Aillas also had hoped for the weight of Shimrod's presence during a meeting with the factors of Ys, which events had now made necessary. With Shimrod off about his affairs, Aillas was cast upon his own resources and must confront the cryptic oligarchs alone.

First he must identify the responsible authorities, which he knew to be no simple process. Upon reflection, Aillas decided that Lord Pirmence was precisely qualified to the task, and sent him out to arrange the conference.

Late in the afternoon Pirmence made his report to Aillas.

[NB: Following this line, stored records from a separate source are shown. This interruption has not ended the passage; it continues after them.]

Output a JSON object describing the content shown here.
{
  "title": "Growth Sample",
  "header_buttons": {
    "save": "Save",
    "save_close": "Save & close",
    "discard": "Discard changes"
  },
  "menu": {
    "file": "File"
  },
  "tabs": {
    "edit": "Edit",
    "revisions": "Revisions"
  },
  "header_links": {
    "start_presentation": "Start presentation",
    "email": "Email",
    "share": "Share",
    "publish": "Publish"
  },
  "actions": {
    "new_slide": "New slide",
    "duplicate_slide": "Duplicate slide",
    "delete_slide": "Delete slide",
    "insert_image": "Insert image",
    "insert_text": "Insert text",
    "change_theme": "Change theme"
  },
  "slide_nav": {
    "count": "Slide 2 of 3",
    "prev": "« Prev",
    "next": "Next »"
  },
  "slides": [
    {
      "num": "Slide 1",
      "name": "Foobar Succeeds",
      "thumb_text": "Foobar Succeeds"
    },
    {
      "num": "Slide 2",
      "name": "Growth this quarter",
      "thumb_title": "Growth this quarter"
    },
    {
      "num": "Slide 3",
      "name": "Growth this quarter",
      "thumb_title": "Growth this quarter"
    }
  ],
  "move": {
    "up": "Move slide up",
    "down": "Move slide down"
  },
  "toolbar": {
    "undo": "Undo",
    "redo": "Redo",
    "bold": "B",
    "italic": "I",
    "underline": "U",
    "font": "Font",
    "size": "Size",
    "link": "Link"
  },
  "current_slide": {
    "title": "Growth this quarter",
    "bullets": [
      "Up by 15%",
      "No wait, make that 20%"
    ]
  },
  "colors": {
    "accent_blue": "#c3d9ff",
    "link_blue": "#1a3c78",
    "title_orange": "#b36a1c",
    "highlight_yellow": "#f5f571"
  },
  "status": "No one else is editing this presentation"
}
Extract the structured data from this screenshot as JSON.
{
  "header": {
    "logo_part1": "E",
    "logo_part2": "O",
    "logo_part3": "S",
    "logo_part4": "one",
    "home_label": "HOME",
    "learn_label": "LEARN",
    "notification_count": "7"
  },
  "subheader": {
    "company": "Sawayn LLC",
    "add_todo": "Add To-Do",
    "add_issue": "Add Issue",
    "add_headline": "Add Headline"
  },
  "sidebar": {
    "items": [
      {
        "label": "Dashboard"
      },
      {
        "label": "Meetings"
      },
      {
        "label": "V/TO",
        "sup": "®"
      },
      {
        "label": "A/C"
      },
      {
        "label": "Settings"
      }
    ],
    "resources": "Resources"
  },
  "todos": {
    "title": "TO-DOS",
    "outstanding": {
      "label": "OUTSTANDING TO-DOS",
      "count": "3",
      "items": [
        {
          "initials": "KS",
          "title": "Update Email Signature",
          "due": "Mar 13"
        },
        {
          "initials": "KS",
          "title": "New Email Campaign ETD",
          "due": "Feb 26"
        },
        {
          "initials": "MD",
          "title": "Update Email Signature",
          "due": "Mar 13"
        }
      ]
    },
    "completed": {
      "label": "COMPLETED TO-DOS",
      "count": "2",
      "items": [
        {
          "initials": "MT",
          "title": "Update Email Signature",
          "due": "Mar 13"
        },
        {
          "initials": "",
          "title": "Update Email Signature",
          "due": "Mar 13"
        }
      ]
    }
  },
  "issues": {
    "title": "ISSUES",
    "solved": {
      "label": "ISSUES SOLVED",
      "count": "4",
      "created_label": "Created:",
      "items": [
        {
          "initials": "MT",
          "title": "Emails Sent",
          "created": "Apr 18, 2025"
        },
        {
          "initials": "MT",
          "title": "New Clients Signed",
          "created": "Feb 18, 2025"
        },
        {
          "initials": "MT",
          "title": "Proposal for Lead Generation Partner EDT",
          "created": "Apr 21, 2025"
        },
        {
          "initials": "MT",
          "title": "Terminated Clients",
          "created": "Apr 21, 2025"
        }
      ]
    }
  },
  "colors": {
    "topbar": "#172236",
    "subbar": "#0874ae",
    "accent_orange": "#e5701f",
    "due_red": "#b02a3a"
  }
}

"Unusual and bizarre!" declared Pirmence in response to Aillas' question as to how the day had gone. "These folk are as subtle as eels! I can well believe them to be derived from the Minoans of Crete!"

"How does this follow?"

"I have no clear evidence," said Pirmence. "It is a matter of intuition. These people of Ys move in that ambience of mingled innocence and mystery which is so appealing an attribute of the Minoans. Today they have bewildered me to the verge of apoplexy. I inquired everywhere for their magnates, or a council of elders, or even an influential clique, but in response received only smiling shrugs and blank looks. When pressed, the folk, after frowning and pondering and dubiously shaking their heads and staring in all directions, deny that such authority exists. When I turn away, I suspect that they are laughing at my back, but when I swing about to surprise the insolence, they have already gone off about their business, and this is the larger indignity: they are too bored with me even to laugh.